Latest update November 22nd, 2024 1:00 AM
Oct 27, 2020 Editorial
Kaieteur News – The alarms are increasingly being sounded in sports circles. It was something that victims and their families were long ashamed of, but not anymore, as more and more are braving whatever comes and speak about their mental health condition, with all the stresses, fears, and surrounding problems that come from such a situation long stigmatized and scorned.
It certainly took a long time to come before individuals affected fell such confidence to step forward with much public frankness on such a sensitive, if not secretive and self-protective, issue. But now that it is out in the open, the climate and opportunities should be seized to explore and capitalize on the provisions and places that have been made available for help and relief, and this should be in every walk of life, whether sport or work place or familial. There must be no shame in a condition that cripples, and usually condemns to an imprisoning situation in the home where the affected are hidden away; or the streets where they float about in a haze, sometimes dangerously so. Sometimes, further complicated by chemical practices that make those partaking sicker, even more dangerous.
We should all agree – state and citizen – that it is vitally necessary, and that there is a place for housing and caring for such impacted patients, as well as provisions for the urgent follow-up action required to heal mind and body. Because if the mental faculties are not working on all cylinders all the time, then inevitably the body withers. This is what applies in every occupation at every strata of life itself.
For we have seen them – or know of them through friends, colleagues, or family – in the passing encounters on the street, in the drain that can be wreaked on the human presence. The vacant look, the troubled expressions, the withdrawn natures, the erratic behaviours, the inexplicable relationships that all say that something is not right, that many things are not clicking, and that they lead to failing and diminishing.
On occasion, it is not so visible, nothing much is heard, but there is the dark world of depressions and anxieties that come all too easily and can convert to undetected shadows of self. It is a sorry state of existence, with many suffering in silence, or trying manfully to outmuscle and outlast that for which so little in the way of human and material resources are available here to resolve the crises in lives that reduce men and women to the shuffling and the sparse, the angry and aggressive. There are the fears that come, too: fears for what could follow for those so afflicted by way of deterioration.
There was a time – with residues still lingering – where the ultimate in machismo was to utter and hurl the challenge of “me hed-ain good” with a dare before all comers, and with violent readiness to put words into action, sometimes with lethal outcomes. There was a time, too, when mental illness was something that was recoiled from in horror or retreated from in shame at the stigma of the condition. Thus, there was denying and distancing from and covering up, through one tired pretense after another.
It is not the way to address anything, let alone the mysteries and pain of mental health matters. People carried their baggage by themselves and added to their tortures within their self-imposed and impenetrable wards of silence. Nothing did get resolved when those cultures prevailed, no one was healed or helped. The agonies were simply extended excruciatingly, with no end in sight, while everyone – patient, family, and society – lived in a misguided world of make-believe perfection.

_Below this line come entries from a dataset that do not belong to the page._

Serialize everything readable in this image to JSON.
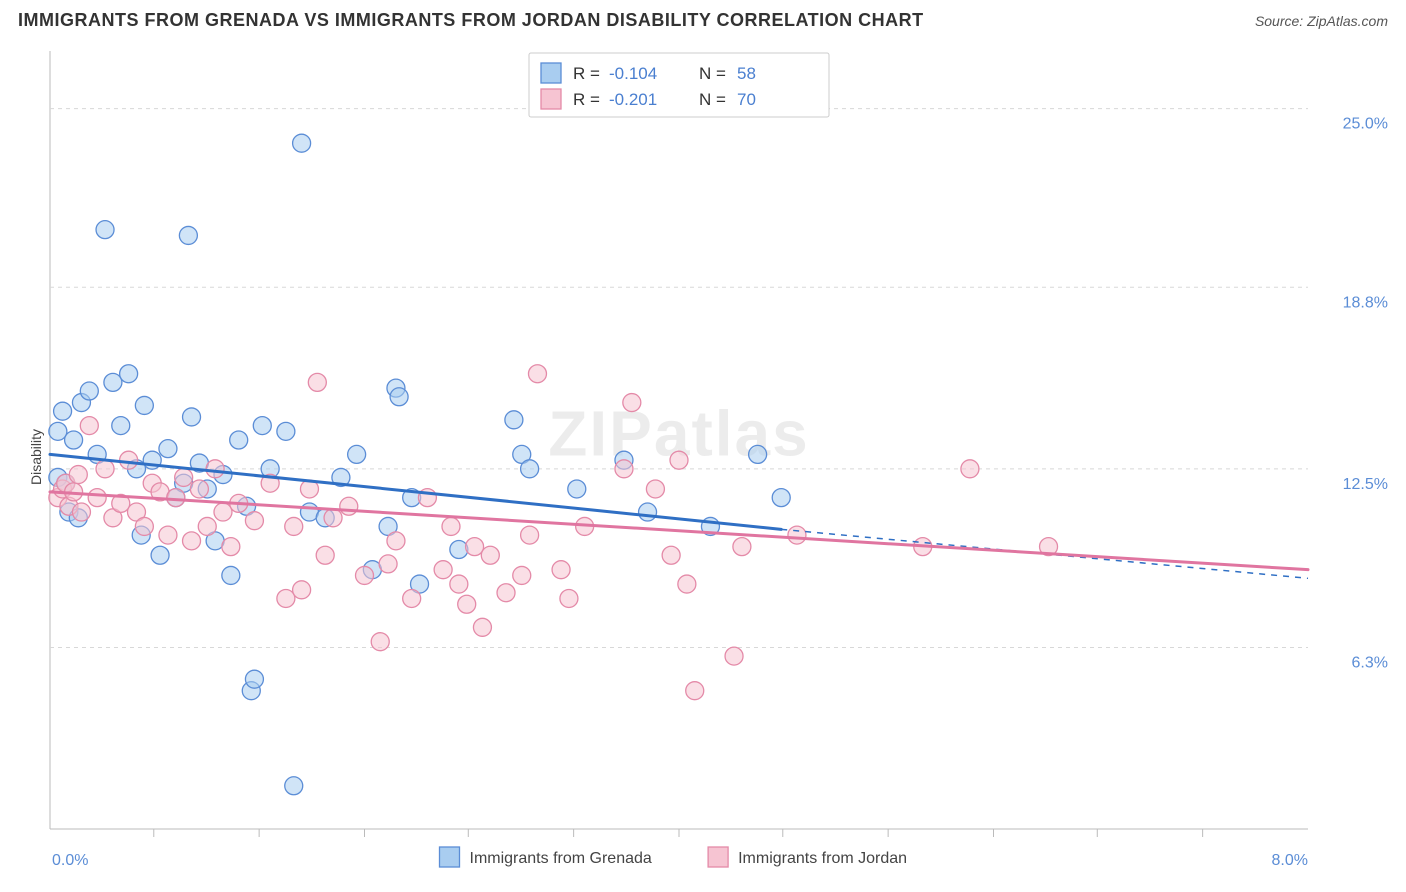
{
  "header": {
    "title": "IMMIGRANTS FROM GRENADA VS IMMIGRANTS FROM JORDAN DISABILITY CORRELATION CHART",
    "source_prefix": "Source: ",
    "source_name": "ZipAtlas.com"
  },
  "chart": {
    "type": "scatter",
    "ylabel": "Disability",
    "watermark": "ZIPatlas",
    "background_color": "#ffffff",
    "plot_border_color": "#bbbbbb",
    "grid_color": "#d8d8d8",
    "xlim": [
      0.0,
      8.0
    ],
    "ylim": [
      0.0,
      27.0
    ],
    "xticks": [
      0.66,
      1.33,
      2.0,
      2.66,
      3.33,
      4.0,
      4.66,
      5.33,
      6.0,
      6.66,
      7.33
    ],
    "yticks": [
      {
        "v": 25.0,
        "label": "25.0%"
      },
      {
        "v": 18.8,
        "label": "18.8%"
      },
      {
        "v": 12.5,
        "label": "12.5%"
      },
      {
        "v": 6.3,
        "label": "6.3%"
      }
    ],
    "x_axis_labels": {
      "left": "0.0%",
      "right": "8.0%"
    },
    "marker_radius": 9,
    "marker_stroke_width": 1.3,
    "series": [
      {
        "name": "Immigrants from Grenada",
        "fill": "#a9cdf0",
        "stroke": "#5b8dd6",
        "fill_opacity": 0.55,
        "points": [
          [
            0.05,
            13.8
          ],
          [
            0.05,
            12.2
          ],
          [
            0.08,
            14.5
          ],
          [
            0.1,
            12.0
          ],
          [
            0.12,
            11.0
          ],
          [
            0.15,
            13.5
          ],
          [
            0.18,
            10.8
          ],
          [
            0.2,
            14.8
          ],
          [
            0.25,
            15.2
          ],
          [
            0.3,
            13.0
          ],
          [
            0.35,
            20.8
          ],
          [
            0.4,
            15.5
          ],
          [
            0.45,
            14.0
          ],
          [
            0.5,
            15.8
          ],
          [
            0.55,
            12.5
          ],
          [
            0.58,
            10.2
          ],
          [
            0.6,
            14.7
          ],
          [
            0.65,
            12.8
          ],
          [
            0.7,
            9.5
          ],
          [
            0.75,
            13.2
          ],
          [
            0.8,
            11.5
          ],
          [
            0.85,
            12.0
          ],
          [
            0.88,
            20.6
          ],
          [
            0.9,
            14.3
          ],
          [
            0.95,
            12.7
          ],
          [
            1.0,
            11.8
          ],
          [
            1.05,
            10.0
          ],
          [
            1.1,
            12.3
          ],
          [
            1.15,
            8.8
          ],
          [
            1.2,
            13.5
          ],
          [
            1.25,
            11.2
          ],
          [
            1.28,
            4.8
          ],
          [
            1.3,
            5.2
          ],
          [
            1.35,
            14.0
          ],
          [
            1.4,
            12.5
          ],
          [
            1.5,
            13.8
          ],
          [
            1.55,
            1.5
          ],
          [
            1.6,
            23.8
          ],
          [
            1.65,
            11.0
          ],
          [
            1.75,
            10.8
          ],
          [
            1.85,
            12.2
          ],
          [
            1.95,
            13.0
          ],
          [
            2.05,
            9.0
          ],
          [
            2.15,
            10.5
          ],
          [
            2.2,
            15.3
          ],
          [
            2.22,
            15.0
          ],
          [
            2.3,
            11.5
          ],
          [
            2.35,
            8.5
          ],
          [
            2.6,
            9.7
          ],
          [
            2.95,
            14.2
          ],
          [
            3.0,
            13.0
          ],
          [
            3.05,
            12.5
          ],
          [
            3.35,
            11.8
          ],
          [
            3.65,
            12.8
          ],
          [
            3.8,
            11.0
          ],
          [
            4.2,
            10.5
          ],
          [
            4.5,
            13.0
          ],
          [
            4.65,
            11.5
          ]
        ],
        "trend": {
          "y_at_xmin": 13.0,
          "y_at_xsolid_end": 10.4,
          "y_at_xmax": 8.7,
          "solid_end_x": 4.65,
          "color": "#2f6fc4",
          "width": 3
        }
      },
      {
        "name": "Immigrants from Jordan",
        "fill": "#f6c4d2",
        "stroke": "#e48aa8",
        "fill_opacity": 0.55,
        "points": [
          [
            0.05,
            11.5
          ],
          [
            0.08,
            11.8
          ],
          [
            0.1,
            12.0
          ],
          [
            0.12,
            11.2
          ],
          [
            0.15,
            11.7
          ],
          [
            0.18,
            12.3
          ],
          [
            0.2,
            11.0
          ],
          [
            0.25,
            14.0
          ],
          [
            0.3,
            11.5
          ],
          [
            0.35,
            12.5
          ],
          [
            0.4,
            10.8
          ],
          [
            0.45,
            11.3
          ],
          [
            0.5,
            12.8
          ],
          [
            0.55,
            11.0
          ],
          [
            0.6,
            10.5
          ],
          [
            0.65,
            12.0
          ],
          [
            0.7,
            11.7
          ],
          [
            0.75,
            10.2
          ],
          [
            0.8,
            11.5
          ],
          [
            0.85,
            12.2
          ],
          [
            0.9,
            10.0
          ],
          [
            0.95,
            11.8
          ],
          [
            1.0,
            10.5
          ],
          [
            1.05,
            12.5
          ],
          [
            1.1,
            11.0
          ],
          [
            1.15,
            9.8
          ],
          [
            1.2,
            11.3
          ],
          [
            1.3,
            10.7
          ],
          [
            1.4,
            12.0
          ],
          [
            1.5,
            8.0
          ],
          [
            1.55,
            10.5
          ],
          [
            1.6,
            8.3
          ],
          [
            1.65,
            11.8
          ],
          [
            1.7,
            15.5
          ],
          [
            1.75,
            9.5
          ],
          [
            1.8,
            10.8
          ],
          [
            1.9,
            11.2
          ],
          [
            2.0,
            8.8
          ],
          [
            2.1,
            6.5
          ],
          [
            2.15,
            9.2
          ],
          [
            2.2,
            10.0
          ],
          [
            2.3,
            8.0
          ],
          [
            2.4,
            11.5
          ],
          [
            2.5,
            9.0
          ],
          [
            2.55,
            10.5
          ],
          [
            2.6,
            8.5
          ],
          [
            2.65,
            7.8
          ],
          [
            2.7,
            9.8
          ],
          [
            2.75,
            7.0
          ],
          [
            2.8,
            9.5
          ],
          [
            2.9,
            8.2
          ],
          [
            3.0,
            8.8
          ],
          [
            3.05,
            10.2
          ],
          [
            3.1,
            15.8
          ],
          [
            3.25,
            9.0
          ],
          [
            3.3,
            8.0
          ],
          [
            3.4,
            10.5
          ],
          [
            3.65,
            12.5
          ],
          [
            3.7,
            14.8
          ],
          [
            3.85,
            11.8
          ],
          [
            3.95,
            9.5
          ],
          [
            4.0,
            12.8
          ],
          [
            4.05,
            8.5
          ],
          [
            4.1,
            4.8
          ],
          [
            4.35,
            6.0
          ],
          [
            4.4,
            9.8
          ],
          [
            4.75,
            10.2
          ],
          [
            5.55,
            9.8
          ],
          [
            5.85,
            12.5
          ],
          [
            6.35,
            9.8
          ]
        ],
        "trend": {
          "y_at_xmin": 11.7,
          "y_at_xsolid_end": 9.0,
          "y_at_xmax": 9.0,
          "solid_end_x": 8.0,
          "color": "#e075a0",
          "width": 3
        }
      }
    ],
    "legend_top": [
      {
        "swatch_fill": "#a9cdf0",
        "swatch_stroke": "#5b8dd6",
        "r_label": "R =",
        "r_value": "-0.104",
        "n_label": "N =",
        "n_value": "58"
      },
      {
        "swatch_fill": "#f6c4d2",
        "swatch_stroke": "#e48aa8",
        "r_label": "R =",
        "r_value": "-0.201",
        "n_label": "N =",
        "n_value": "70"
      }
    ],
    "legend_bottom": [
      {
        "swatch_fill": "#a9cdf0",
        "swatch_stroke": "#5b8dd6",
        "label": "Immigrants from Grenada"
      },
      {
        "swatch_fill": "#f6c4d2",
        "swatch_stroke": "#e48aa8",
        "label": "Immigrants from Jordan"
      }
    ]
  }
}
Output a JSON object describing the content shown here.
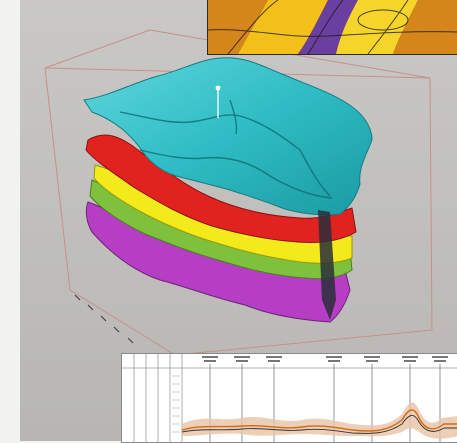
{
  "scene": {
    "background_color": "#bdbcb9",
    "page_color": "#f2f2f0",
    "box_color": "#c98a8a",
    "surfaces": [
      {
        "name": "top",
        "color": "#2fbcc4",
        "edge": "#147b82"
      },
      {
        "name": "red",
        "color": "#e0231f",
        "edge": "#8c1212"
      },
      {
        "name": "yellow",
        "color": "#f2ea1a",
        "edge": "#9d9510"
      },
      {
        "name": "green",
        "color": "#7ec13c",
        "edge": "#4c7d21"
      },
      {
        "name": "purple",
        "color": "#b63ec4",
        "edge": "#6e2278"
      }
    ]
  },
  "inset_top": {
    "colors": [
      "#6b2418",
      "#d4861a",
      "#f2c018",
      "#f5d52a",
      "#6b3fa0"
    ]
  },
  "log_panel": {
    "curve_color": "#d16b12",
    "band_color": "#e8c3a6"
  }
}
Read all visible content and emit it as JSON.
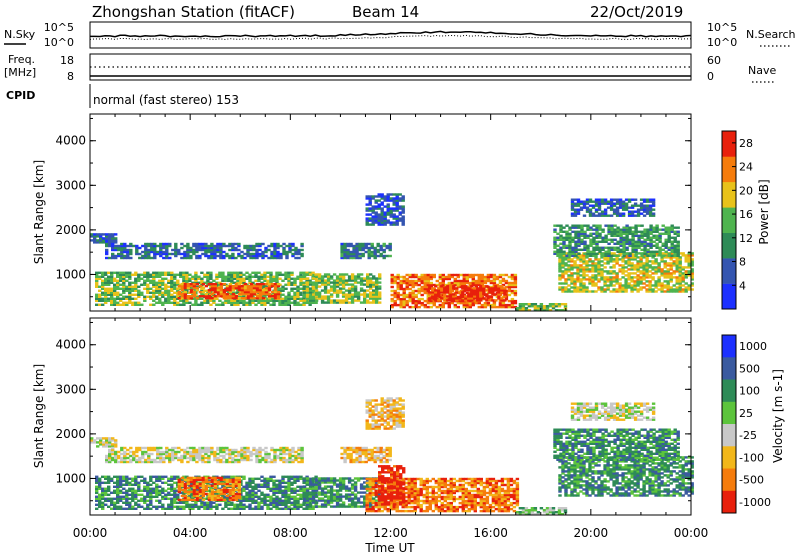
{
  "header": {
    "title": "Zhongshan Station (fitACF)",
    "beam": "Beam 14",
    "date": "22/Oct/2019"
  },
  "top_panels": {
    "nsky_label": "N.Sky",
    "nsearch_label": "N.Search",
    "noise_ticks_left": [
      "10^5",
      "10^0"
    ],
    "noise_ticks_right": [
      "10^5",
      "10^0"
    ],
    "freq_label_1": "Freq.",
    "freq_label_2": "[MHz]",
    "freq_ticks": [
      "18",
      "8"
    ],
    "nave_label": "Nave",
    "nave_ticks": [
      "60",
      "0"
    ],
    "cpid_label": "CPID",
    "cpid_text": "normal (fast stereo) 153"
  },
  "chart_data": [
    {
      "type": "heatmap",
      "title": "",
      "ylabel": "Slant Range [km]",
      "ylim": [
        180,
        4600
      ],
      "yticks": [
        "1000",
        "2000",
        "3000",
        "4000"
      ],
      "xlim_hours": [
        0,
        24
      ],
      "colorbar": {
        "label": "Power [dB]",
        "ticks": [
          "4",
          "8",
          "12",
          "16",
          "20",
          "24",
          "28"
        ],
        "range": [
          0,
          30
        ],
        "colors": [
          "#1c30ff",
          "#3455b0",
          "#2e8b57",
          "#4fb44f",
          "#e8c21a",
          "#f57c0c",
          "#e8200c"
        ]
      },
      "regions": [
        {
          "t0": 0.0,
          "t1": 1.0,
          "r0": 1700,
          "r1": 1900,
          "level": 7
        },
        {
          "t0": 0.6,
          "t1": 8.5,
          "r0": 1350,
          "r1": 1700,
          "level": 7
        },
        {
          "t0": 0.2,
          "t1": 9.0,
          "r0": 300,
          "r1": 1050,
          "level": 15
        },
        {
          "t0": 3.5,
          "t1": 7.5,
          "r0": 450,
          "r1": 800,
          "level": 25
        },
        {
          "t0": 8.5,
          "t1": 11.5,
          "r0": 350,
          "r1": 1000,
          "level": 16
        },
        {
          "t0": 10.0,
          "t1": 12.0,
          "r0": 1350,
          "r1": 1700,
          "level": 9
        },
        {
          "t0": 12.0,
          "t1": 17.0,
          "r0": 250,
          "r1": 1000,
          "level": 24
        },
        {
          "t0": 13.5,
          "t1": 16.5,
          "r0": 400,
          "r1": 750,
          "level": 28
        },
        {
          "t0": 17.0,
          "t1": 19.0,
          "r0": 180,
          "r1": 350,
          "level": 15
        },
        {
          "t0": 18.7,
          "t1": 24.0,
          "r0": 600,
          "r1": 1500,
          "level": 18
        },
        {
          "t0": 18.5,
          "t1": 23.5,
          "r0": 1400,
          "r1": 2100,
          "level": 12
        },
        {
          "t0": 19.2,
          "t1": 22.5,
          "r0": 2300,
          "r1": 2700,
          "level": 7
        },
        {
          "t0": 11.0,
          "t1": 12.5,
          "r0": 2100,
          "r1": 2800,
          "level": 6
        }
      ]
    },
    {
      "type": "heatmap",
      "title": "",
      "ylabel": "Slant Range [km]",
      "ylim": [
        180,
        4600
      ],
      "yticks": [
        "1000",
        "2000",
        "3000",
        "4000"
      ],
      "xlim_hours": [
        0,
        24
      ],
      "xticks": [
        "00:00",
        "04:00",
        "08:00",
        "12:00",
        "16:00",
        "20:00",
        "00:00"
      ],
      "xlabel": "Time UT",
      "colorbar": {
        "label": "Velocity [m s-1]",
        "ticks": [
          "1000",
          "500",
          "100",
          "25",
          "-25",
          "-100",
          "-500",
          "-1000"
        ],
        "colors": [
          "#1c30ff",
          "#3a5a9f",
          "#2e8b57",
          "#5cc43c",
          "#c8c8c8",
          "#f2b71a",
          "#f57c0c",
          "#e8200c"
        ]
      },
      "regions": [
        {
          "t0": 0.0,
          "t1": 1.0,
          "r0": 1700,
          "r1": 1900,
          "level": 4
        },
        {
          "t0": 0.6,
          "t1": 8.5,
          "r0": 1350,
          "r1": 1700,
          "level": 4
        },
        {
          "t0": 0.2,
          "t1": 9.0,
          "r0": 300,
          "r1": 1050,
          "level": 2
        },
        {
          "t0": 3.5,
          "t1": 6.0,
          "r0": 500,
          "r1": 1000,
          "level": 6
        },
        {
          "t0": 8.5,
          "t1": 11.5,
          "r0": 350,
          "r1": 1000,
          "level": 2
        },
        {
          "t0": 10.0,
          "t1": 12.0,
          "r0": 1350,
          "r1": 1700,
          "level": 5
        },
        {
          "t0": 11.0,
          "t1": 17.0,
          "r0": 250,
          "r1": 1000,
          "level": 6
        },
        {
          "t0": 11.5,
          "t1": 12.5,
          "r0": 400,
          "r1": 1300,
          "level": 7
        },
        {
          "t0": 17.0,
          "t1": 19.0,
          "r0": 180,
          "r1": 350,
          "level": 3
        },
        {
          "t0": 18.7,
          "t1": 24.0,
          "r0": 600,
          "r1": 1500,
          "level": 2
        },
        {
          "t0": 18.5,
          "t1": 23.5,
          "r0": 1400,
          "r1": 2100,
          "level": 2
        },
        {
          "t0": 19.2,
          "t1": 22.5,
          "r0": 2300,
          "r1": 2700,
          "level": 4
        },
        {
          "t0": 11.0,
          "t1": 12.5,
          "r0": 2100,
          "r1": 2800,
          "level": 5
        }
      ]
    }
  ]
}
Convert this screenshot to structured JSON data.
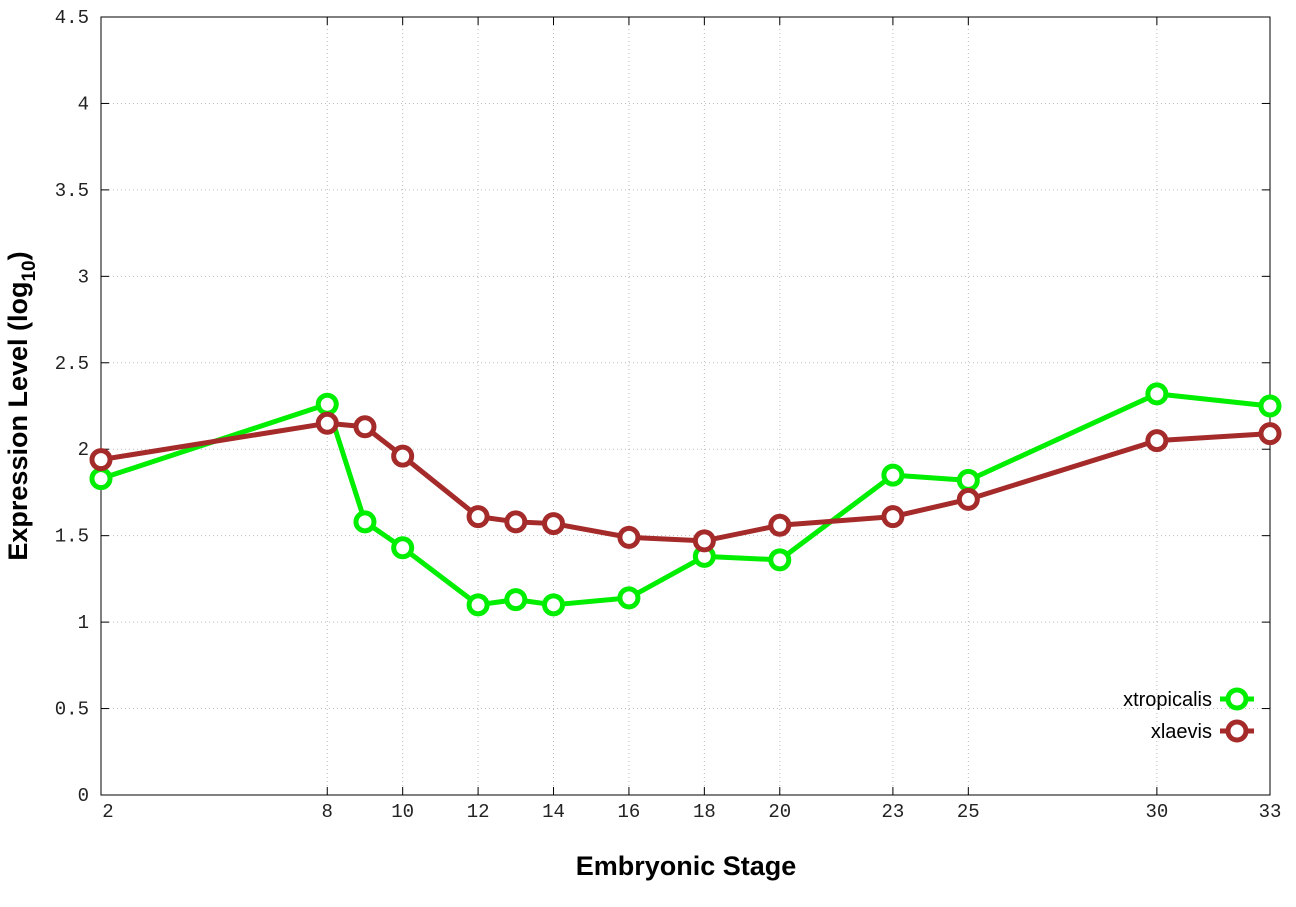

As has come apparent from the high-pressure world of 21st century living, things do not have to be that way anymore. Many are breaking the taboo; there should all breathe a sigh of relief. Many citizens have come forward in sterling support; they should know for they, too, can relate to the gruelling demands placed on both body and brain. Sometimes the latter is unable to cope with what transforms into overload, which means that, at that point in time, there must be willingness to seek help. Whether work or play, the standard must be: know when to say when. Help wanted.